A common excuse for not saving enough is that there simply isn’t enough to go around. However, the tried-and-true strategies for building wealth do not involve a lot of money. Rather they focus instead on the little things that nearly everyone can do if one puts forth the effort to make it happen. In order to ensure your future financial house is in order and that you can retire more than comfortably, here are the 6 most common strategies for building wealth that everyday people can incorporate into their existing financial practices that can lead to a very comfortable and potentially wealthy future.
Photo by Jeff Belmonte via Flickr
A very simple rule to live by yet many fail to make this a priority in their financial strategies. This is first and foremost one of the easiest ways to bulk up your savings. Experts recommend saving at least 10% of your income regularly.
For example, if your paycheck is $600 paycheck, you deposit $60 into your savings account. Depending on your budget and regular living expenses, you should aim to deposit more but commit to at least 10% of your earnings at the start. $60 x 26 weeks = $1,560 of automatic savings in a year’s time that can then be invested into other investment vehicles.
Your budget should clearly outline where you are spending every cent. If you are unable to meet your 10% commitment or wish to save more, start with your budget. Find any expenses you can slash, even if it is just temporarily (think dinners out, expensive trips, coffee on the go, extra cable packages, etc.), and put the money saved into your savings account.

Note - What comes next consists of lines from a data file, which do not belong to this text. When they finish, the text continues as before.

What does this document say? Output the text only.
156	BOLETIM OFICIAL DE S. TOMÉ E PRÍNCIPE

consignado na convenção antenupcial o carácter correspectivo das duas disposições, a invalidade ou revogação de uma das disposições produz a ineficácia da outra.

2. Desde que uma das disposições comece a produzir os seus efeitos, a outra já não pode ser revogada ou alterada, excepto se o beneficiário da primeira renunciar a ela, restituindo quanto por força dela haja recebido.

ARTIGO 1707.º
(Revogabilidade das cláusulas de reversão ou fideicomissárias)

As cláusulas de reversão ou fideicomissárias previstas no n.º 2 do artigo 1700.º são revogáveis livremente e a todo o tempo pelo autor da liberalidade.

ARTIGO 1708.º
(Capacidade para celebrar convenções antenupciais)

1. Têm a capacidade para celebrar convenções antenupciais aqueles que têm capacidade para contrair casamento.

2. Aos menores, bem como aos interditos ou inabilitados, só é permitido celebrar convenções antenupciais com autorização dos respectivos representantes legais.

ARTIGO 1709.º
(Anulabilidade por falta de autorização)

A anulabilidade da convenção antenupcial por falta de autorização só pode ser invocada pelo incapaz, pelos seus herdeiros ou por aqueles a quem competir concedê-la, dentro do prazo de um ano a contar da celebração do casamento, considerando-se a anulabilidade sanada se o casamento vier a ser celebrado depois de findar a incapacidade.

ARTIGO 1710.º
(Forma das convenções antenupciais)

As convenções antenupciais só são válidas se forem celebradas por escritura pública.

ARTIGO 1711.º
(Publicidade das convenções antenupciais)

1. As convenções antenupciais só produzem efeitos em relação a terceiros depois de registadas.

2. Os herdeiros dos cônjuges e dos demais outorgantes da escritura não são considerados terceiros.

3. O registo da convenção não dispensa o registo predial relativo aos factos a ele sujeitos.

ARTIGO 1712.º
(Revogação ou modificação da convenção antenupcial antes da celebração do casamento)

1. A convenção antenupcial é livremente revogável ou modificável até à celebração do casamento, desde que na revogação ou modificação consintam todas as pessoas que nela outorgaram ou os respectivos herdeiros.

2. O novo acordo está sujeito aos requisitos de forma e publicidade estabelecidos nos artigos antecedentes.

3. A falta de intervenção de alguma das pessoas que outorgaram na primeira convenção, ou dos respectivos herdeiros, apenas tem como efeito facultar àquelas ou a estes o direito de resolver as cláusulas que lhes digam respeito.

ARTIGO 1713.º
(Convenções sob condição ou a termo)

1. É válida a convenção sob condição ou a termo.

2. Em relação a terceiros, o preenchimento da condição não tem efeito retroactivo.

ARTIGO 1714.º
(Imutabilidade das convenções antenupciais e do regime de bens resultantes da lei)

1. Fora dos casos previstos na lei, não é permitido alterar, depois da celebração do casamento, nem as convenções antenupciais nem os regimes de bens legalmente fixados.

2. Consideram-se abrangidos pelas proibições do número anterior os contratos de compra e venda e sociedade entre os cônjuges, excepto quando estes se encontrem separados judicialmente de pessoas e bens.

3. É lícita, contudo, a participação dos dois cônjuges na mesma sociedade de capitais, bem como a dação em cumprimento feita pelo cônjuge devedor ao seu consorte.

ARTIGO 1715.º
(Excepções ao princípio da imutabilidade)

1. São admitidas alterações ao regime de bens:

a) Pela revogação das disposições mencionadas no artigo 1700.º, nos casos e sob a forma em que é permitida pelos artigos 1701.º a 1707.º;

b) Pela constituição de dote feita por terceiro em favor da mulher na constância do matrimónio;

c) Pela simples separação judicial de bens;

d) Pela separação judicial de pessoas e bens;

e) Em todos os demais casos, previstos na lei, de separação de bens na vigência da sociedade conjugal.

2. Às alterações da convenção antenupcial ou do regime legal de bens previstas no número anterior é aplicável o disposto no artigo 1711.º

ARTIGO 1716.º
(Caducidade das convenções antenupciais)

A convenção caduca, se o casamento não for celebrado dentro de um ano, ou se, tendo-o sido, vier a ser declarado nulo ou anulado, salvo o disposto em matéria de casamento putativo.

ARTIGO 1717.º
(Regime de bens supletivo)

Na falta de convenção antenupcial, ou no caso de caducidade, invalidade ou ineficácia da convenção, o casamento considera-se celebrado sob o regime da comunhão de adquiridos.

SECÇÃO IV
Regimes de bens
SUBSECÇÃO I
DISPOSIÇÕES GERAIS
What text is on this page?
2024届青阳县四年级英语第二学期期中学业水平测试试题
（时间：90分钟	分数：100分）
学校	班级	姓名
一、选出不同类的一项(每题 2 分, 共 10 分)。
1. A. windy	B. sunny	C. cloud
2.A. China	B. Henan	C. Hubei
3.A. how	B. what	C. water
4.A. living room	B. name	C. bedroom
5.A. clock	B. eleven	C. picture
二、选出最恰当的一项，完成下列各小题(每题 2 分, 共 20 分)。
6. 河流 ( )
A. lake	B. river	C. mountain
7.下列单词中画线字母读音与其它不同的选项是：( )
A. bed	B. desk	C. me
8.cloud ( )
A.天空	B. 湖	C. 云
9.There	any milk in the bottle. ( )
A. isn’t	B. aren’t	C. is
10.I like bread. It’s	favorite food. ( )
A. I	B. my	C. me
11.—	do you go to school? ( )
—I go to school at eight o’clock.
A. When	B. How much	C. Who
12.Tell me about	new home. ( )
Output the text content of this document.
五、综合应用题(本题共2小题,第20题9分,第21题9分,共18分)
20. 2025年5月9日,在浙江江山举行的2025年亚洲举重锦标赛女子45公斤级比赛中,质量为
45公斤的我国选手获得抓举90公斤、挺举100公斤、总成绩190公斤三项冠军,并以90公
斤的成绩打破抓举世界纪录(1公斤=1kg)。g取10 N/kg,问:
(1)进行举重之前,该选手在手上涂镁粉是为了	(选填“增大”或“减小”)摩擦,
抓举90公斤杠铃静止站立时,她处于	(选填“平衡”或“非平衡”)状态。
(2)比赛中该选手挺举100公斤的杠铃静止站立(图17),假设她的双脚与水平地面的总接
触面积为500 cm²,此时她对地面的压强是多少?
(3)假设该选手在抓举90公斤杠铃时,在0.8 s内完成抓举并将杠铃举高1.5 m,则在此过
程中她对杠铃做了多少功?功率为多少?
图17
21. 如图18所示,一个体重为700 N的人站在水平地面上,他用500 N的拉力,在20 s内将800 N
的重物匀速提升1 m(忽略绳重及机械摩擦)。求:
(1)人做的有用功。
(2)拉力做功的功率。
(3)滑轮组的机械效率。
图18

Be creative in your budgeting practices and teach yourself new ways to save.
Once you have a decent amount of your savings available, it is time to start making your money work for you. Start research investments where you can generate additional growth and income for your future. Stocks, bonds, and real estate are just a few of your options. Consider meeting with a qualified financial advisor to discuss a plan for your investments if you are not familiar with the investment world. Your goal is to have a diversified portfolio of investments so you are not putting all your nest eggs into one basket. You need to protect yourself from loss and balance your investment risks. Investing does involve some trial and error but err on the side of caution and get caught up to speed on the investment basics before committing your hard-saved cash.
Owning your own house in its entirety is one important aspect of financial stability. If you do not already own, start taking the steps to get a mortgage and find a home you can reasonably afford. The total housing cost of your home should be less than 33% of your income for all related expenses including the mortgage note. The home you purchase should be for the sole purpose of residing there, not as a rental or a ‘flip’ situation. Make the commitment to paying off an existing loan note as soon as possible by adding more money to your monthly loan payment than is required to reduce the principle. The sooner you own it free and clear, the better off you will be financially.
If you are ‘getting by’ now it means that your future retirement years may be even more difficult. It is imperative you start saving and planning for your life in the future now. Ideally, it is best to start saving while you are still young but there is never a bad time to start tucking away cash for retirement and maximizing your use of the important resources for the future including 401k accounts, life insurance, and other savings vehicles.
The one resource you have for building a stable financial future is the experience and skills you possess for generating money. If you are secure in your employment and your salary affords you the ability to meet the strategy goals above, continue working hard and exceeding the expectations of your current employer. Seek promotions and salary increases from within. If you are not financially capable to build your wealth at your present job, you can start by asking for a pay increase if you have proof of your contributions on the job. Otherwise, never deny yourself the opportunity to look for advancement elsewhere. You may want to invest your time in learning a new trade, a new skill, or earning a higher education degree that will afford you the opportunity of a better, more stable pay in future years. Not only will you benefit financially from these changes, your will also likely appreciate the challenge and the fulfillment you feel professionally and personally.